Les premiers juges ont considéré que la copie d’une œuvre filmographique éditée sur un support numérique pouvait porter atteinte à l’exploitation normale de l’œuvre, rejetant ainsi la demande du demandeur. Tel n’était pas l’avis des juges de la Coup d’appel qui ont justifié la légitimité de la position du demandeur par le fait que l’auteur percevait une rémunération pour copie privée, et donc la copie de DVD ne pouvait en rien nuire à l’exploitation normale de son œuvre.

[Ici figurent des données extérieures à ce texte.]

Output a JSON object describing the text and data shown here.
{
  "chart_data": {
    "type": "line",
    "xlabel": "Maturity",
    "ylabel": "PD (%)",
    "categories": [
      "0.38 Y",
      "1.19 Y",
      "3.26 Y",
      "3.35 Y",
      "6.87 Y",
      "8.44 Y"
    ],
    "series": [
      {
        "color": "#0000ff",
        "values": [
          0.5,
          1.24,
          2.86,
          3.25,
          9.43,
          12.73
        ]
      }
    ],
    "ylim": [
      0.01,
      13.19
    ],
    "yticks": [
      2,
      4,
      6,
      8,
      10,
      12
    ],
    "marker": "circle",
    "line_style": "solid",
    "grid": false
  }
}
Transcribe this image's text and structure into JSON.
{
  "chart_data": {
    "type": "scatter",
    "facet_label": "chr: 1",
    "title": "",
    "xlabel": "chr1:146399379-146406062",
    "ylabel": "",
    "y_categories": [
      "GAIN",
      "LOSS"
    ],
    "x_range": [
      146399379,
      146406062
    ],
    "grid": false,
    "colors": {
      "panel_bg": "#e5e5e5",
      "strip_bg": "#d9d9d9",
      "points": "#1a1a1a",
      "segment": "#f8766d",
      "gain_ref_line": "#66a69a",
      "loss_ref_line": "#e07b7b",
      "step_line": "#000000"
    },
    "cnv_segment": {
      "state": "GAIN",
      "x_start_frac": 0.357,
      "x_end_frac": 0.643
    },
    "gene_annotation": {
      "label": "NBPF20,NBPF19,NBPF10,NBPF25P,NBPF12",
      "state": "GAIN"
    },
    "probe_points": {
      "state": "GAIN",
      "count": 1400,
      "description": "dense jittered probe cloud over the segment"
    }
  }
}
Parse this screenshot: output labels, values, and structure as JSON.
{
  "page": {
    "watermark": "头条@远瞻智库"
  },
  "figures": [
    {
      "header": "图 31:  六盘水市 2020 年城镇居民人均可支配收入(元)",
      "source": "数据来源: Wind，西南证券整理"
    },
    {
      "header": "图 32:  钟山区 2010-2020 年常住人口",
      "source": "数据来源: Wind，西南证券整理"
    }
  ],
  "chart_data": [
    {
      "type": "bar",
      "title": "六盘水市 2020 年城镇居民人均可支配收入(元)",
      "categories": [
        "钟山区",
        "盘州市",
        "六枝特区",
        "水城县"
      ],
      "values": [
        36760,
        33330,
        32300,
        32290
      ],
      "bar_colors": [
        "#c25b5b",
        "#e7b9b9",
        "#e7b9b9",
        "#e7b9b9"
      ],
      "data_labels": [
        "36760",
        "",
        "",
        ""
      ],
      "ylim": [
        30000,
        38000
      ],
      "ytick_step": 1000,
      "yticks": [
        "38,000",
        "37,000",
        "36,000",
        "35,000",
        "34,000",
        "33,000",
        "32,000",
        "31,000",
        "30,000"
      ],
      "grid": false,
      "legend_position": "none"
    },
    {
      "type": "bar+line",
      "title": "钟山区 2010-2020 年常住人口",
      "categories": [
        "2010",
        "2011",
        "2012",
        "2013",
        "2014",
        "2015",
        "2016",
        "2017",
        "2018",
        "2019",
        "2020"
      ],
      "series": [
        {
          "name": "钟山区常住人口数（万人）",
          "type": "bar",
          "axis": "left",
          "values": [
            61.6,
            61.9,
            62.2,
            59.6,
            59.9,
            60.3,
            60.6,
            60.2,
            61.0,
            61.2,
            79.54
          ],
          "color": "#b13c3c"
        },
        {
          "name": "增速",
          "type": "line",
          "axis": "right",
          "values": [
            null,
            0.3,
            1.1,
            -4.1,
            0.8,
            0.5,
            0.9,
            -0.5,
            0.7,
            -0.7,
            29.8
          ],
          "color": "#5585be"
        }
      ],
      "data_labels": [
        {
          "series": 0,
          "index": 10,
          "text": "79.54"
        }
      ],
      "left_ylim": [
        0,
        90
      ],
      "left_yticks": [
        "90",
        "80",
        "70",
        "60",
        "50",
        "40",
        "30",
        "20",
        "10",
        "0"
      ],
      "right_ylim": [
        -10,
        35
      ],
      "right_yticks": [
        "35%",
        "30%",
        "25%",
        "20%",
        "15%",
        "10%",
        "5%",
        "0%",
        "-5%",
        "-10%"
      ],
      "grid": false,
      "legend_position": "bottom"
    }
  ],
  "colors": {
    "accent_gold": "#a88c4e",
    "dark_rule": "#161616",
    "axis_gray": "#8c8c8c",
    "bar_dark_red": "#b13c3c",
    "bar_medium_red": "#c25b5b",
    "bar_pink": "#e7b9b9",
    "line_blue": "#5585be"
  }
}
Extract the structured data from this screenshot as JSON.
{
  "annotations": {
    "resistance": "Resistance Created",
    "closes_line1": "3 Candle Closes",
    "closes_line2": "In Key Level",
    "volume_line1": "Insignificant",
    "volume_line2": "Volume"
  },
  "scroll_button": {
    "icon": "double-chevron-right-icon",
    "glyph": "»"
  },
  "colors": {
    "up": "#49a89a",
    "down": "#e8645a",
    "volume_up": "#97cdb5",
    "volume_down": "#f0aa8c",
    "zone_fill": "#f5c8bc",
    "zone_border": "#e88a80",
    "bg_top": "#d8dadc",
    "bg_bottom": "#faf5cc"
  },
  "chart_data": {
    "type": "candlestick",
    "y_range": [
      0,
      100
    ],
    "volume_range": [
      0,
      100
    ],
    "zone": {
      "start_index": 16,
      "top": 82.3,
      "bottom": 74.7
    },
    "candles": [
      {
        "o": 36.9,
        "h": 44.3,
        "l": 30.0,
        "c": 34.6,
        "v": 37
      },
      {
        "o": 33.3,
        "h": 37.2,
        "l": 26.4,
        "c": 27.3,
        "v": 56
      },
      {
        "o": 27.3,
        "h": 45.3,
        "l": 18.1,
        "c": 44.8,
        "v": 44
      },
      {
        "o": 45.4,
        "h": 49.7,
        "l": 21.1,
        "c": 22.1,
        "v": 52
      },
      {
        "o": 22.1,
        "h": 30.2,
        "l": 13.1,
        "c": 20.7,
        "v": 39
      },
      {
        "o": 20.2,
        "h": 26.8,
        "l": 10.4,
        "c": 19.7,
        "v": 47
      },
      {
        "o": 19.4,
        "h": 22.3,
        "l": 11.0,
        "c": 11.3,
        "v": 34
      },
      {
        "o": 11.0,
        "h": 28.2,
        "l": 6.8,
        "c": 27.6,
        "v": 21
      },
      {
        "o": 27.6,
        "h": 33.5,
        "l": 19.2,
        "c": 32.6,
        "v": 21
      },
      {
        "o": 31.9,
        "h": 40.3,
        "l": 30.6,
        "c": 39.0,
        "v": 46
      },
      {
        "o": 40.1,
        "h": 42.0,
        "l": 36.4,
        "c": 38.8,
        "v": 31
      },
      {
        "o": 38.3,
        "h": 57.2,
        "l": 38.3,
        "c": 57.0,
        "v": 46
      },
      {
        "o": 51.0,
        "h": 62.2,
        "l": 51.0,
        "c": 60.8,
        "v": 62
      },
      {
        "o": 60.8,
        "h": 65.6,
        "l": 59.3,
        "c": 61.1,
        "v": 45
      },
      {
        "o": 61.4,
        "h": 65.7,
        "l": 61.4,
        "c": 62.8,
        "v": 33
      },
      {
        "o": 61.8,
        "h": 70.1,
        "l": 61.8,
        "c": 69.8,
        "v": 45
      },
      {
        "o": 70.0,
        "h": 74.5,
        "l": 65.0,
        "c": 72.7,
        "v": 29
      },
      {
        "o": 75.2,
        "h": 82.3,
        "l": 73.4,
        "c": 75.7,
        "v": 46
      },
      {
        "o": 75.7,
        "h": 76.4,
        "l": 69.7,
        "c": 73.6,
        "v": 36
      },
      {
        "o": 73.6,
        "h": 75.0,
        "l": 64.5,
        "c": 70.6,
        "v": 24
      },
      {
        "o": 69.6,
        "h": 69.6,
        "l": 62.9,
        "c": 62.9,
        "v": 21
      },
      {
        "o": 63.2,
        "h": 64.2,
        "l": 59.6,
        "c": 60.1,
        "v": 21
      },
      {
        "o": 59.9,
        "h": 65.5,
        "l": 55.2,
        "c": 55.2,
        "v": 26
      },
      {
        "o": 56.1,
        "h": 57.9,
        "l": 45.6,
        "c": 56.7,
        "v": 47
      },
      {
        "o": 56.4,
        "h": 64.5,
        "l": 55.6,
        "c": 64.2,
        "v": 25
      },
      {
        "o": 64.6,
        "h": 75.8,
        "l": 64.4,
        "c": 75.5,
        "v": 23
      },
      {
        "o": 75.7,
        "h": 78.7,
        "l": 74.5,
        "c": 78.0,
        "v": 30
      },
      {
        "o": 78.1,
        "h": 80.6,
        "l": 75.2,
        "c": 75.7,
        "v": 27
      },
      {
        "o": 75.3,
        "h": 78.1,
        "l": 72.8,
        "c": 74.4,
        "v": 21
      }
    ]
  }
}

La Cour Suprême a, quant à elle, annulé la décision de la cour d’appel sous prétexte qu’elle a d’une part, violé l’article 9.2 de la convention de Berne qui fait exception au droit de copie dans les cas qui ne portent pas atteinte à l’exploitation normale de l’œuvre, et d’autre part, les articles L122-5 et L211-3 du Code de la propriété intellectuelle qui énoncent que la réalisation de copies ne doit pas avoir d’effet préjudiciable sur l’exploitation économique de l’œuvre.
A cet effet, les juges ont écarté l’exception pour copie privée, et ce, en considération des risques inhérents au nouvel environnement numérique en ce qui concerne la préservation des droits d’auteur, ainsi que de l’importance économique que représente l’exploitation de l’œuvre sous forme de DVD, pour le remboursement des coûts de production cinématographique.
La cour d’appel de renvoi a adopté la même position que la Cour suprême en validant la légalité des dispositifs anti-copie. Elle a jugé que la copie privée n’est pas considérée comme un droit, mais plutôt comme une exception prévue par la loi au principe interdisant de reproduire intégralement ou partiellement une œuvre protégée
Conclusion.
La coexistence des mesures techniques de protection (MTP) et de la copie privée, mettant souvent en scène un antagonisme entre l’auteur de l’œuvre et le consommateur, est une entreprise complexe qui nécessite un rééquilibrage constant.
Les éléments de cet équilibre sont en constante évolution en raison des progrès technologiques, des changements dans les habitudes sociales et commerciales, ainsi que des positions parfois rigides des différentes parties prenantes. Ces enjeux sont considérables pour les divers acteurs impliqués, qu’il s’agisse de consommateurs, d’industriels, de créateurs, d’interprètes, de producteurs ou de distributeurs.
Il est ainsi confirmé que la copie privée, malgré sa simplicité apparente, constitue un véritable défi sociétal. Pour relever ce défi, il est sage de reconnaître qu’aucun pouvoir ou acteur isolé ne peut y parvenir. La collaboration et la concertation entre toutes les parties prenantes sont indispensables pour trouver des solutions équilibrées et adaptées à cet enjeu complexe.